L’ancien visage de Paris disparaît

Ce sont les travaux du préfet Hausmann qui, sous le Second Empire (1851-1870), ont donné à Paris la physionomie qu’elle présente encore aujourd’hui avec ses grands boulevards et ses immeubles cossus. Mais au tout début du XIXe siècle, Paris est déjà en pleine mutation : la confiscation des biens de l’Église durant la Révolution donne lieu à des spéculations immobilières sans précédent. On assiste, principalement sous l’Empire, à la destruction massive des bâtiments conventuels et des églises, qui s’accompagne de la disparition progressive des habitations médiévales ou renaissance qui formaient alors le vieux Paris. L’enrichissement de la population accélère cette évolution qui frappe les contemporains : les uns déplorent la disparition massive des traces du passé; d’autres relèvent la gêne causée par les chantiers qui envahissent la ville.
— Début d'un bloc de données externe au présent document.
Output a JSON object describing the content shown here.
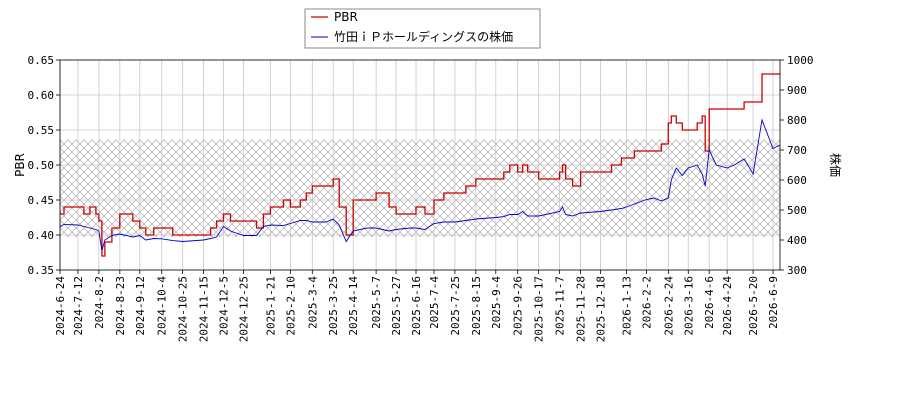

« Au milieu de la rue Saint-Denis, presque au coin de la rue du Petit-Lion, existait naguère une de ces maisons précieuses qui donnent aux historiens la facilité de reconstruire par analogie l’ancien Paris. Les murs menaçants de cette bicoque semblaient avoir été bariolés d’hiéroglyphes. Quel autre nom le flâneur pouvait-il donner aux X et aux V que traçaient sur la façade les pièces de bois transversales ou diagonales dessinées dans le badigeon par de petites lézardes parallèles ? Évidemment, au passage de toutes les voitures, chacune de ces solives s’agitait dans sa mortaise. Ce vénérable édifice était surmonté d’un toit triangulaire dont aucun modèle ne se verra bientôt plus à Paris. Cette couverture, tordue par les intempéries du climat parisien, s’avançait de trois pieds sur la rue, autant pour garantir des eaux pluviales le seuil de la porte, que pour abriter le mur d’un grenier et sa lucarne sans appui. Ce dernier étage était construit en planches clouées l’une sur l’autre comme des ardoises, afin sans doute de ne pas charger cette frêle maison. »

Balzac, La Maison du chat qui pelote, 1830

« Encore quelques jours, et les piliers des Halles auront disparu, le vieux Paris n’existera plus que dans les ouvrages des romanciers assez courageux pour décrire fidèlement les derniers vestiges de l’architecture de nos pères ; car, de ces choses, l’historien grave tient peu de compte. […] Les vieux piliers des Halles ont été la rue de Rivoli du quinzième siècle, et l’orgueil de la paroisse Saint-Eustache. C’était l’architecture des îles Marquises : trois arbres équarris posés debout sur un dé ; puis, à dix ou douze pieds du sol, des solives blanchies à la chaux faisant un vrai plancher du moyen âge. Au-dessus, un bâtiment en colombage, frêle, à pignon, quelquefois découpé comme un pourpoint espagnol. Une petite allée, à porte solide, longeait une boutique, arrivait à une cour carrée, un vrai puits qui éclairait un escalier de bois, à balustres, par lequel on montait aux deux ou trois étages supérieurs. Ce fut dans une maison de ce genre que naquit Molière ! A la honte de la ville, on a reconstruit une sale maison moderne en plâtre jaune, en supprimant les piliers. Aujourd’hui, les piliers des Halles sont un des cloaques de Paris. Ce n’est pas la seule des merveilles du temps passé que l’on voie disparaître. »

Balzac, Ce qui disparaît de Paris, 1845

Pierre-Antoine Demachy, Démolition de l’église Saint-Barthélemy dans l’île de la Cité, (Musée Carnavalet, Inv.P2367)
Hubert Robert, Démolition de l’église Saint-Jean-en-Grève en 1800, (Musée Carnavalet, Inv.P1510)

Très spectaculaires, les démolitions d’églises et de couvents bouleversent d’autant plus le tissu urbain qu’elles s’accompagnent de la création de nouvelles rues et de la construction d’immeubles modernes, transformant les repères traditionnels des Parisiens. Saint-Jean-en-Grève, église paroissiale jusqu’en 1793, se trouvait derrière l’hôtel de ville de Paris.